I’d never seen a romanesco cauliflower until I picked this one up at the market. It looks kind of like a combination between a forest moss and an underwater coral, and is the loveliest shade of pale green. It tastes much like regular cauliflower, although perhaps with a hint of broccoli in it. Either way, it is certainly very pretty!
This is the second dish I’ve made in a relatively short time that includes roasted chickpeas. Why is that? Because I’ve recently discovered that roasted chickpeas are fucking delicious. I eat a lot of chickpeas – they’re a regular in my lunchtime salads at least a couple of times a week. But lately I’ve been feeling that they’re a bit ergh, a bit bland. With a sprinkling of spices and a quick roasting though they become delightfully more-ish. So much so, in fact, that I’m tempted to just scoff them by the handful.
This salad is a combination of all of my flavours-of-the-moment. It’s really easy to make and the different elements – grilled, blanched, roasted – plus not onto but two simple dressings add a lovely depth of flavour. If you can’t get your hands on a romanesco go ahead and substitute regular ol’ cauliflower. Likewise, if you can’t find any fresh pomegranate (or if it’s just too damn expensive) you could replace it with some dried cranberries, or even a handful of fresh blueberries.

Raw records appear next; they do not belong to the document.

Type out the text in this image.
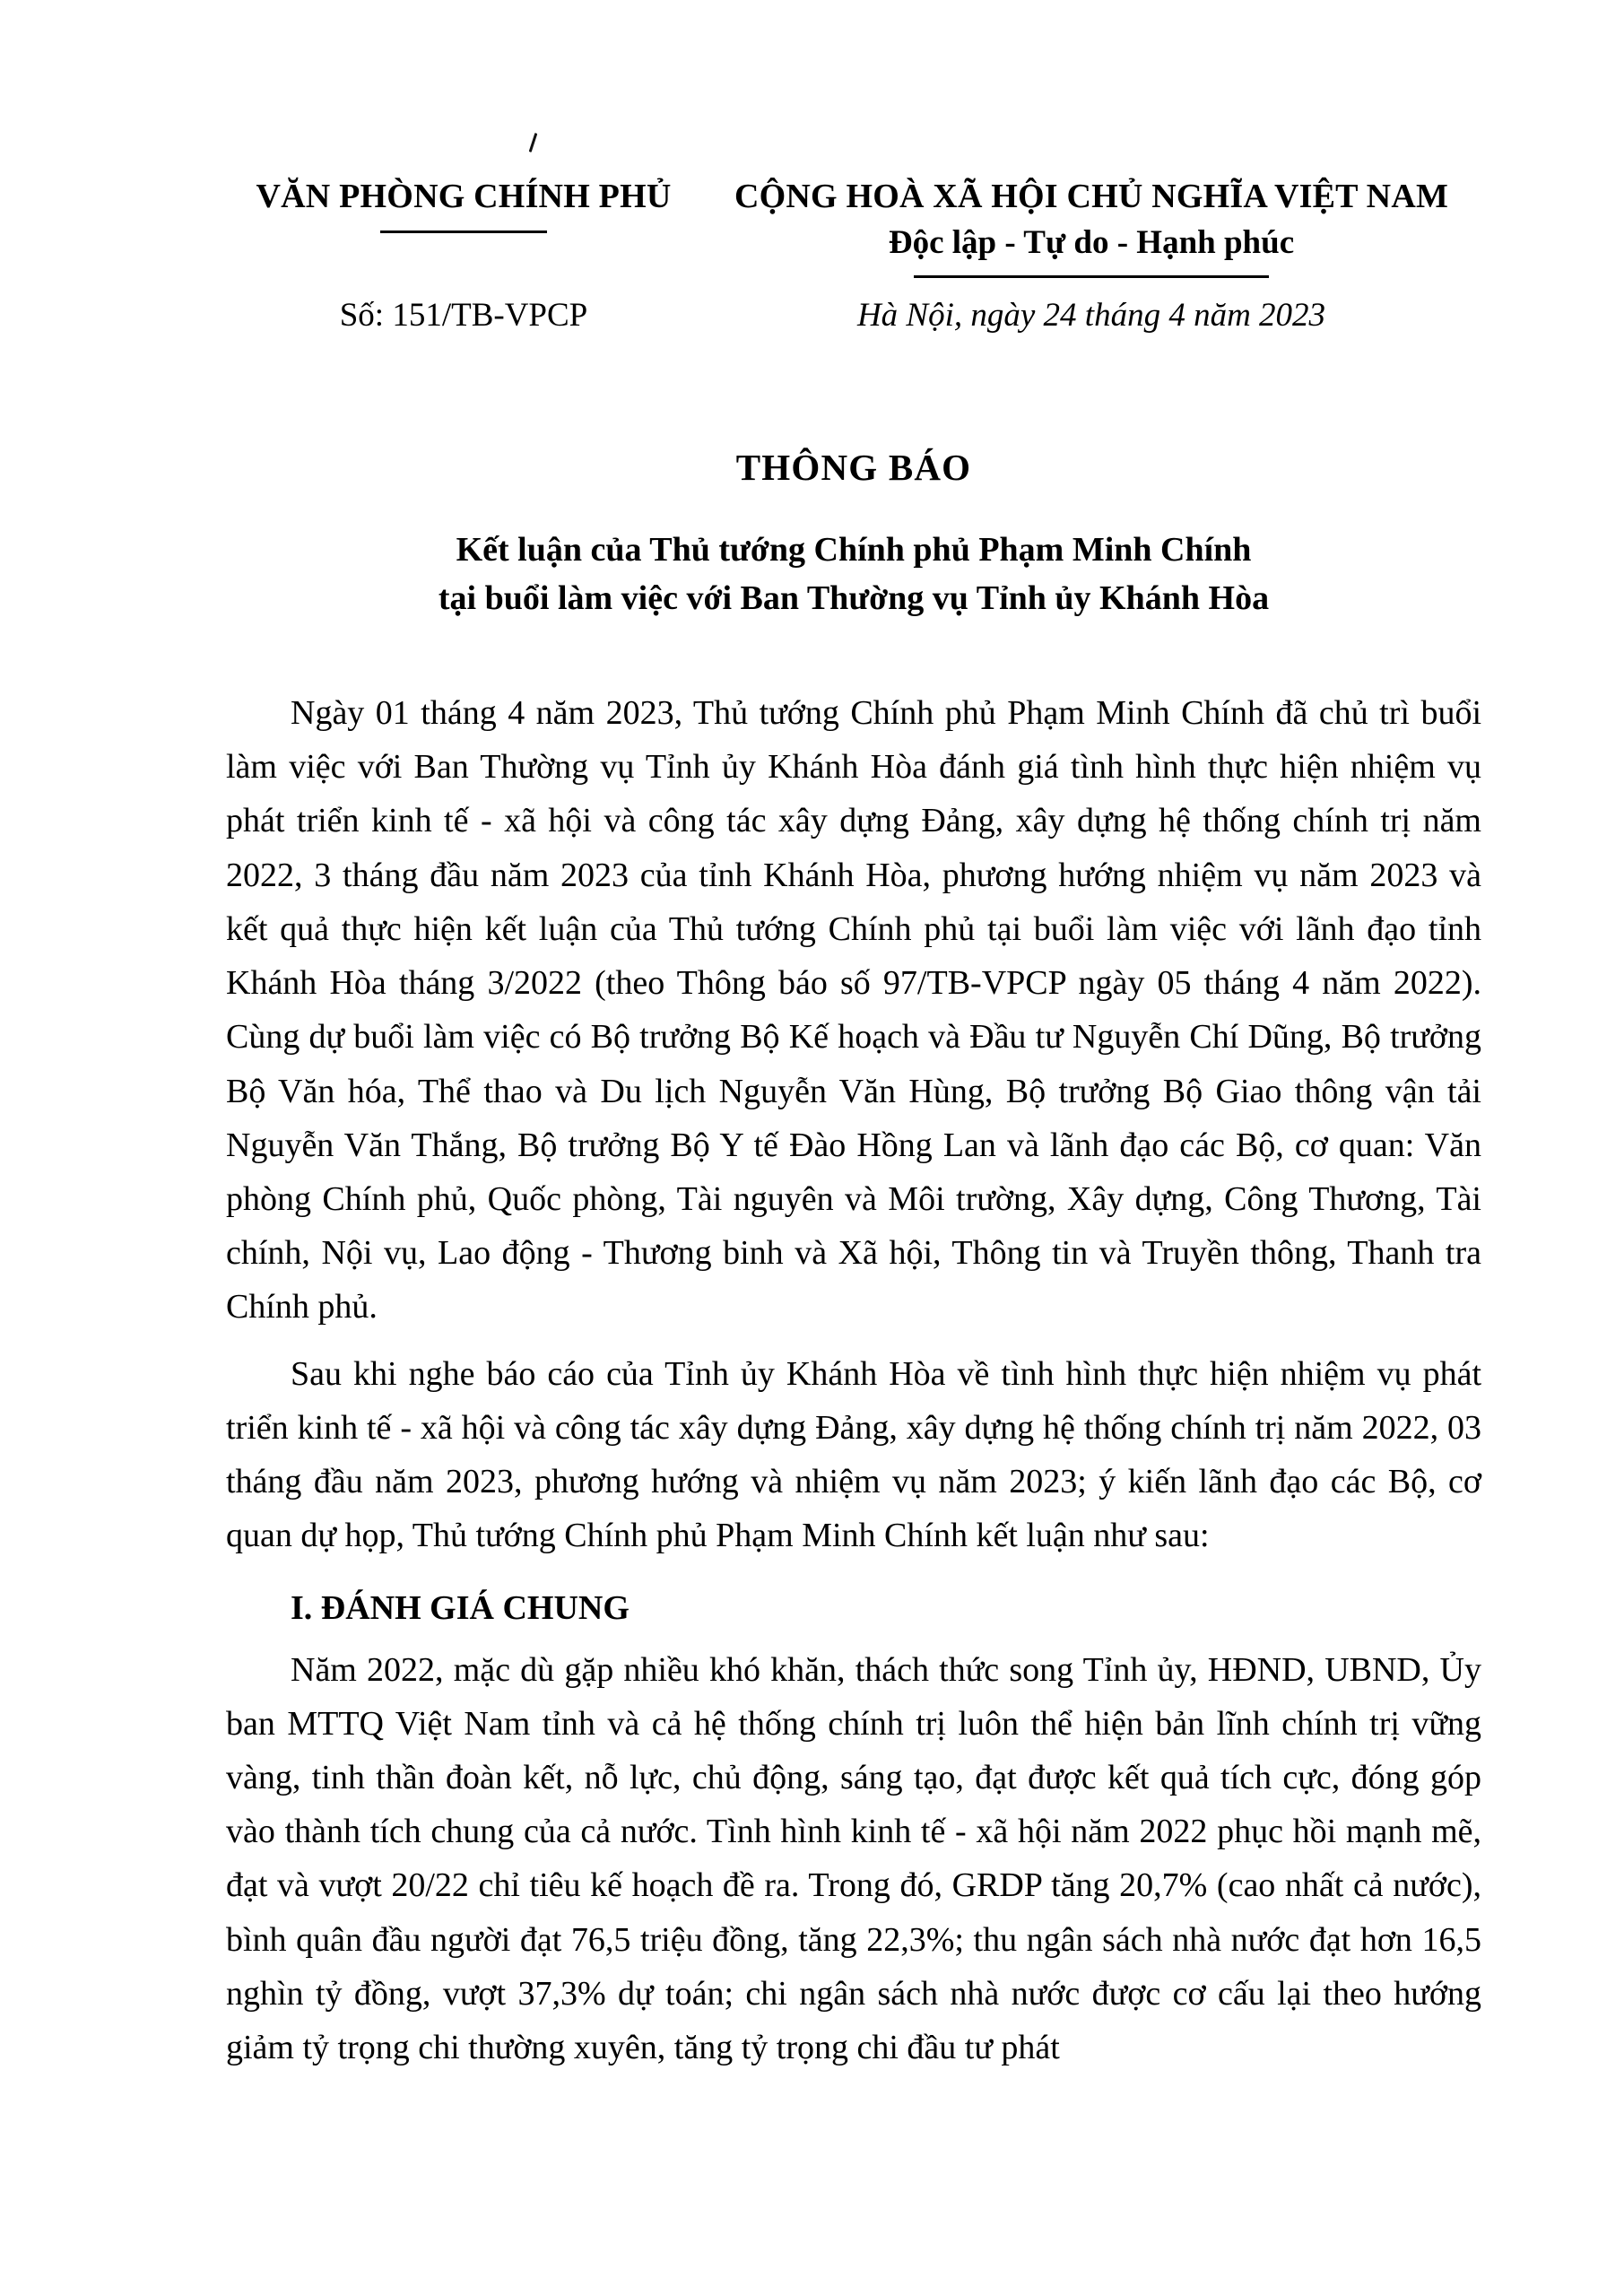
VĂN PHÒNG CHÍNH PHỦ	CỘNG HOÀ XÃ HỘI CHỦ NGHĨA VIỆT NAM
Độc lập - Tự do - Hạnh phúc
Số: 151/TB-VPCP	Hà Nội, ngày 24 tháng 4 năm 2023
THÔNG BÁO
Kết luận của Thủ tướng Chính phủ Phạm Minh Chính
tại buổi làm việc với Ban Thường vụ Tỉnh ủy Khánh Hòa

Ngày 01 tháng 4 năm 2023, Thủ tướng Chính phủ Phạm Minh Chính đã chủ trì buổi làm việc với Ban Thường vụ Tỉnh ủy Khánh Hòa đánh giá tình hình thực hiện nhiệm vụ phát triển kinh tế - xã hội và công tác xây dựng Đảng, xây dựng hệ thống chính trị năm 2022, 3 tháng đầu năm 2023 của tỉnh Khánh Hòa, phương hướng nhiệm vụ năm 2023 và kết quả thực hiện kết luận của Thủ tướng Chính phủ tại buổi làm việc với lãnh đạo tỉnh Khánh Hòa tháng 3/2022 (theo Thông báo số 97/TB-VPCP ngày 05 tháng 4 năm 2022). Cùng dự buổi làm việc có Bộ trưởng Bộ Kế hoạch và Đầu tư Nguyễn Chí Dũng, Bộ trưởng Bộ Văn hóa, Thể thao và Du lịch Nguyễn Văn Hùng, Bộ trưởng Bộ Giao thông vận tải Nguyễn Văn Thắng, Bộ trưởng Bộ Y tế Đào Hồng Lan và lãnh đạo các Bộ, cơ quan: Văn phòng Chính phủ, Quốc phòng, Tài nguyên và Môi trường, Xây dựng, Công Thương, Tài chính, Nội vụ, Lao động - Thương binh và Xã hội, Thông tin và Truyền thông, Thanh tra Chính phủ.

Sau khi nghe báo cáo của Tỉnh ủy Khánh Hòa về tình hình thực hiện nhiệm vụ phát triển kinh tế - xã hội và công tác xây dựng Đảng, xây dựng hệ thống chính trị năm 2022, 03 tháng đầu năm 2023, phương hướng và nhiệm vụ năm 2023; ý kiến lãnh đạo các Bộ, cơ quan dự họp, Thủ tướng Chính phủ Phạm Minh Chính kết luận như sau:

I. ĐÁNH GIÁ CHUNG

Năm 2022, mặc dù gặp nhiều khó khăn, thách thức song Tỉnh ủy, HĐND, UBND, Ủy ban MTTQ Việt Nam tỉnh và cả hệ thống chính trị luôn thể hiện bản lĩnh chính trị vững vàng, tinh thần đoàn kết, nỗ lực, chủ động, sáng tạo, đạt được kết quả tích cực, đóng góp vào thành tích chung của cả nước. Tình hình kinh tế - xã hội năm 2022 phục hồi mạnh mẽ, đạt và vượt 20/22 chỉ tiêu kế hoạch đề ra. Trong đó, GRDP tăng 20,7% (cao nhất cả nước), bình quân đầu người đạt 76,5 triệu đồng, tăng 22,3%; thu ngân sách nhà nước đạt hơn 16,5 nghìn tỷ đồng, vượt 37,3% dự toán; chi ngân sách nhà nước được cơ cấu lại theo hướng giảm tỷ trọng chi thường xuyên, tăng tỷ trọng chi đầu tư phát
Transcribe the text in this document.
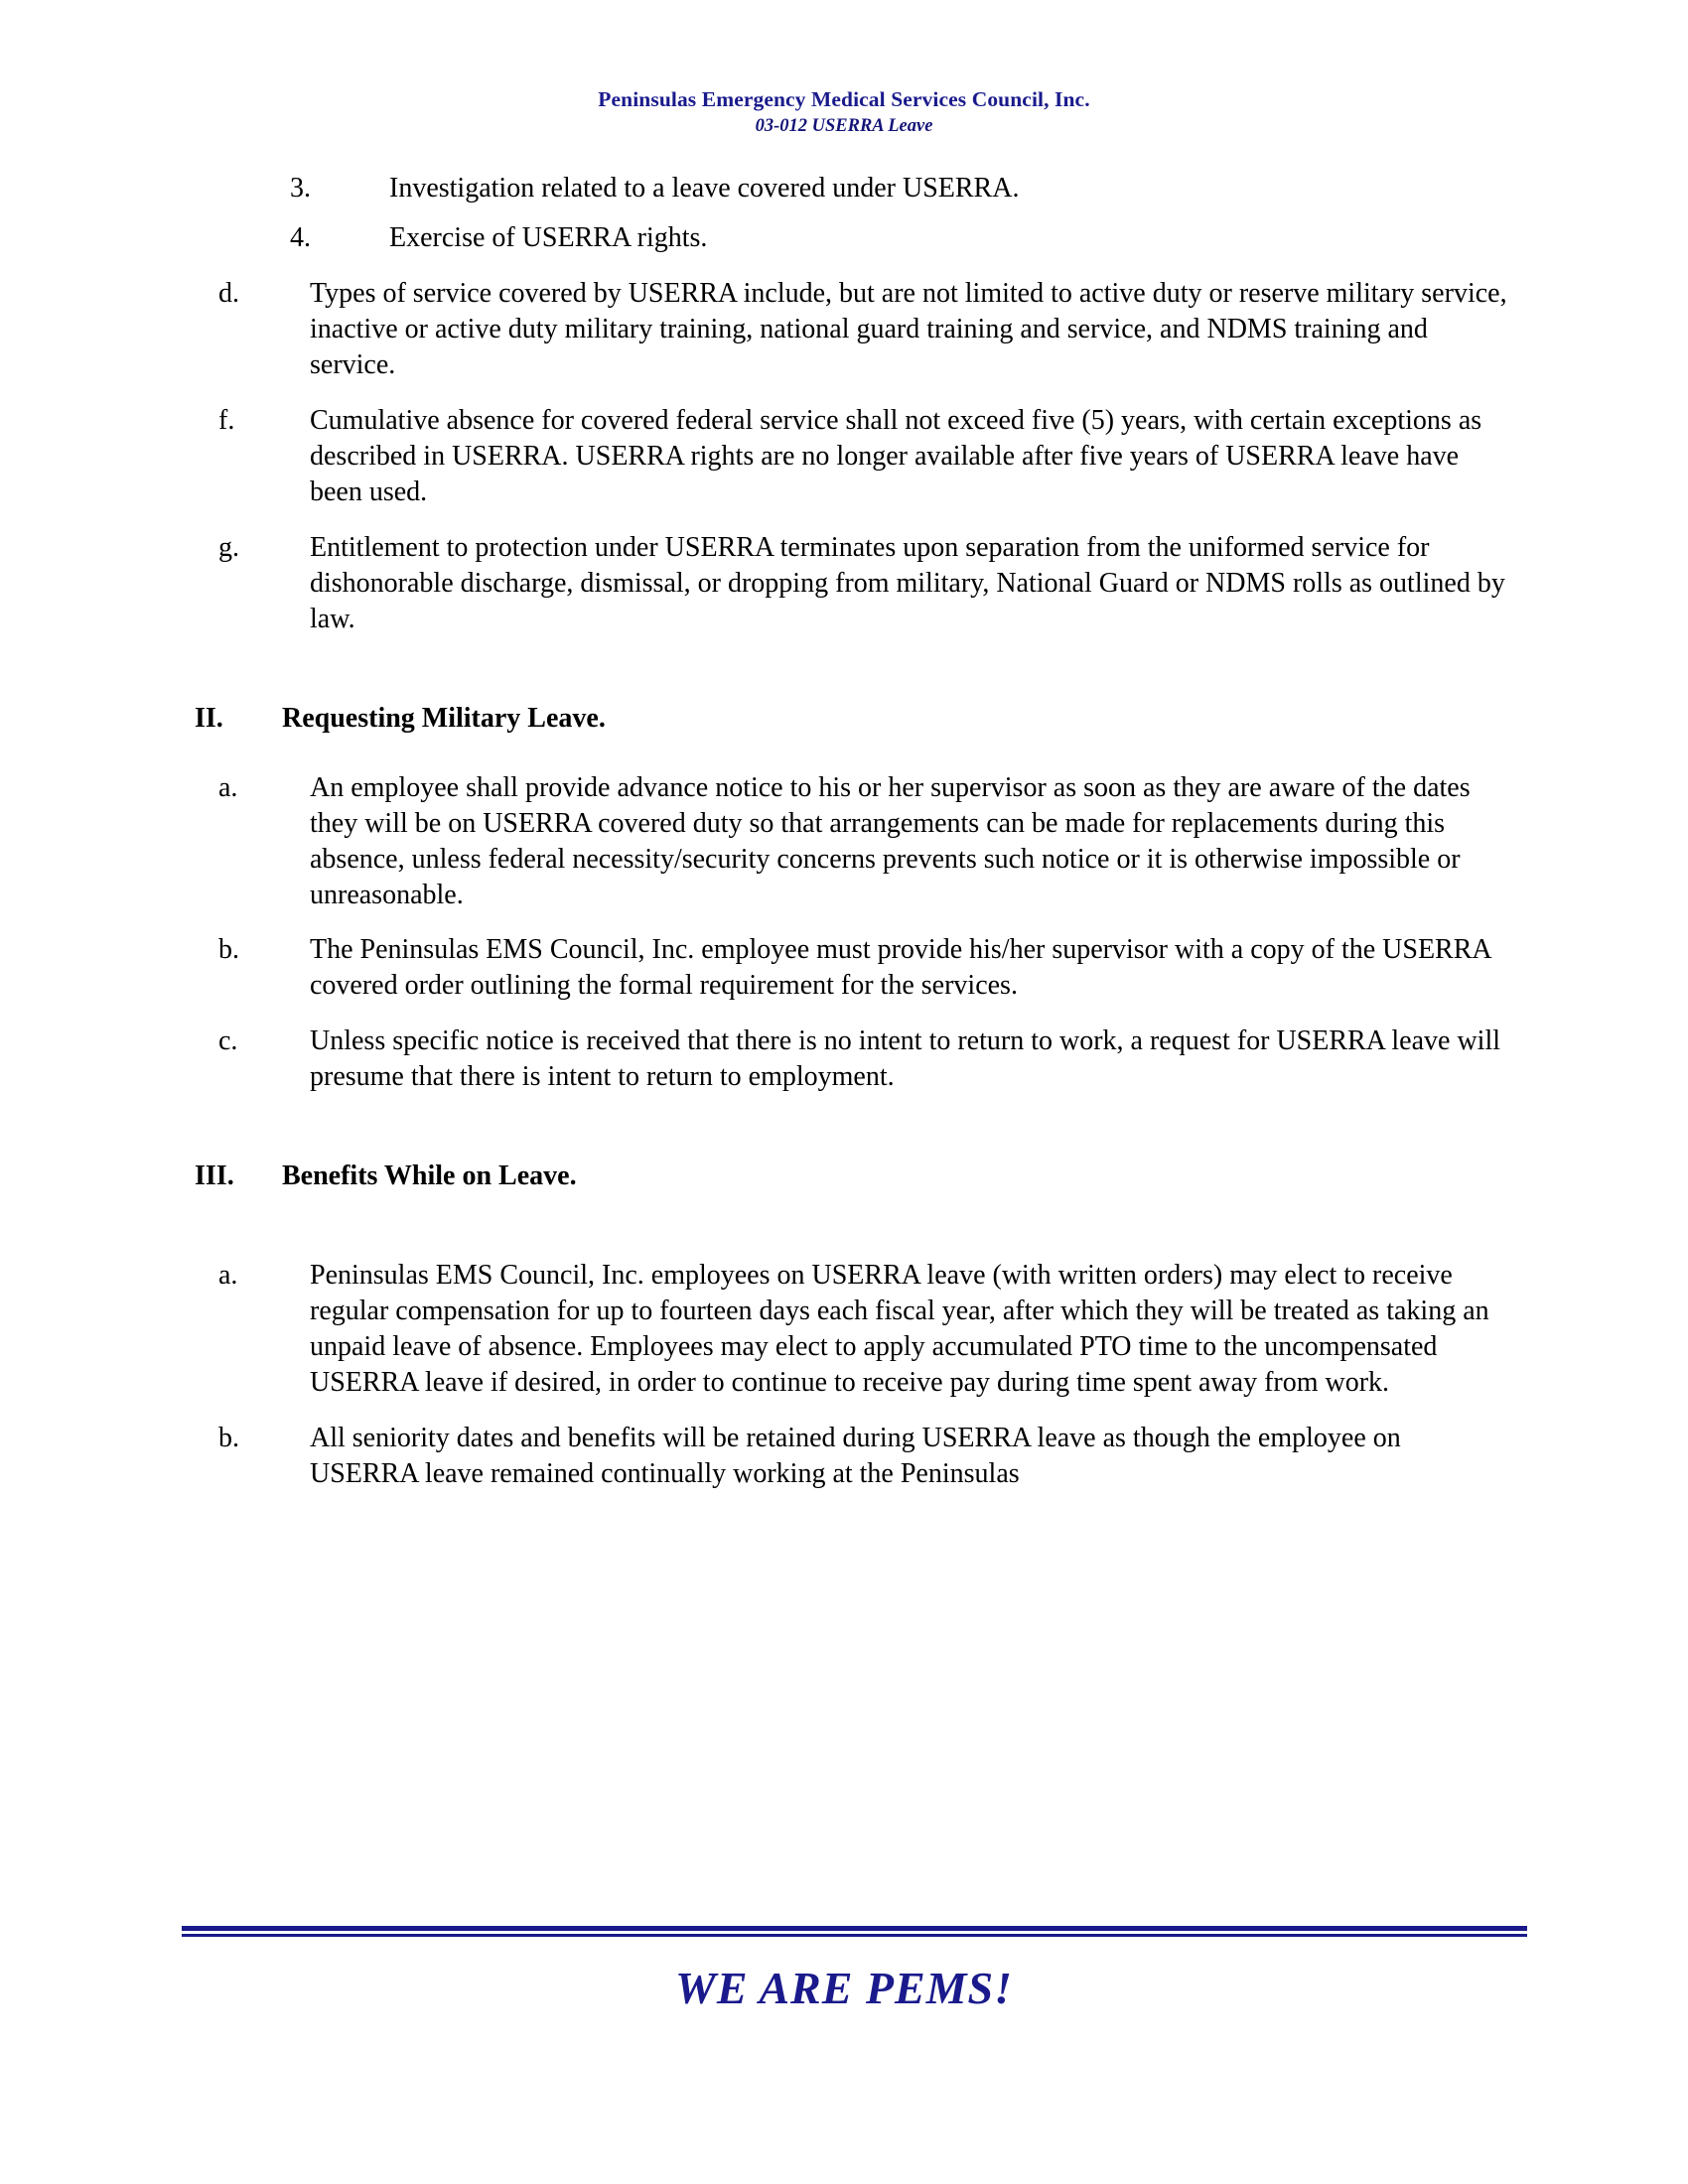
Peninsulas Emergency Medical Services Council, Inc.
03-012 USERRA Leave
3.	Investigation related to a leave covered under USERRA.
4.	Exercise of USERRA rights.
d.	Types of service covered by USERRA include, but are not limited to active duty or reserve military service, inactive or active duty military training, national guard training and service, and NDMS training and service.
f.	Cumulative absence for covered federal service shall not exceed five (5) years, with certain exceptions as described in USERRA. USERRA rights are no longer available after five years of USERRA leave have been used.
g.	Entitlement to protection under USERRA terminates upon separation from the uniformed service for dishonorable discharge, dismissal, or dropping from military, National Guard or NDMS rolls as outlined by law.
II.	Requesting Military Leave.
a.	An employee shall provide advance notice to his or her supervisor as soon as they are aware of the dates they will be on USERRA covered duty so that arrangements can be made for replacements during this absence, unless federal necessity/security concerns prevents such notice or it is otherwise impossible or unreasonable.
b.	The Peninsulas EMS Council, Inc. employee must provide his/her supervisor with a copy of the USERRA covered order outlining the formal requirement for the services.
c.	Unless specific notice is received that there is no intent to return to work, a request for USERRA leave will presume that there is intent to return to employment.
III.	Benefits While on Leave.
a.	Peninsulas EMS Council, Inc. employees on USERRA leave (with written orders) may elect to receive regular compensation for up to fourteen days each fiscal year, after which they will be treated as taking an unpaid leave of absence. Employees may elect to apply accumulated PTO time to the uncompensated USERRA leave if desired, in order to continue to receive pay during time spent away from work.
b.	All seniority dates and benefits will be retained during USERRA leave as though the employee on USERRA leave remained continually working at the Peninsulas
WE ARE PEMS!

Romanesco Cauliflower, Chickpea & Mint Salad
1 cup cooked chickpeas
1 tsp sumac
½ tsp cayenne pepper
¼ tsp salt
1 tbsp lemon juice
½ tbsp extra-virgin olive oil
1 small romanesco cauliflower (approx. 280 – 300 grams)
1 cup mint leaves
10 – 12 asparagus
½ cup almonds
¼ cup pomegranate seeds
2 tbsp plain yoghurt
½ tbsp lemon juice
Pinch of sea salt
1 tbsp tahini
1 tbsp lemon juice
½ tbsp water
Pinch of cayenne pepper
Heat oven to 180°c/350°f. In a bowl mix together the chickpeas with the sumac, cayenne pepper, lemon juice, salt and olive oil until the chickpeas are fully coated. Spread in a single layer on a baking tray and bake for approx. 35 mins, shaking the tray once about halfway through.
In the meantime, blanch the cauliflower. Cut it up into small bite-sized florets while bringing a pot of water to boil. Once boiling, add the florets, remove from the heat, and cover for approx. 5 minutes. Drain and run the cauliflower under cold water. Set aside.
Prepare the asparagus by coating with olive oil and grilling, approx. 3 – 4 minutes each side, until tender. Cut into 4cm long pieces.
Roughly chop the almonds and dry toast in a pan until they start to colour and smell delightfully nutty (just a few minutes), then remove from the heat.
In a large bowl combine the roasted chickpeas, blanched cauliflower, grilled asparagus, chopped almonds, mint leaves, and pomegranate seeds (reserving a few seeds to serve). Toss through to combine.
Prepare the dressings. For the yoghurt dressing combine the yoghurt, lemon juice, and sea salt in a small bowl and mix to combine. For the tahini dressing combine the tahini, lemon juice, and cayenne pepper in a small bowl, drizzling in the water slowly as you mix it through (feel free to add more or less water till you reach your desired consistency).
Serve the salad with a generous drizzle of each dressing, and a smattering of pomegranate seeds on top.
Notes: feel free to replace the romanesco cauliflower with regular cauliflower – it will still be delicious. This salad is pretty sturdy and will keep in the fridge for 3 to 4 days, although I recommend dressing just prior to eating. If you refrigerate the tahini dressing it may need to be loosened up with a dash more water prior to using.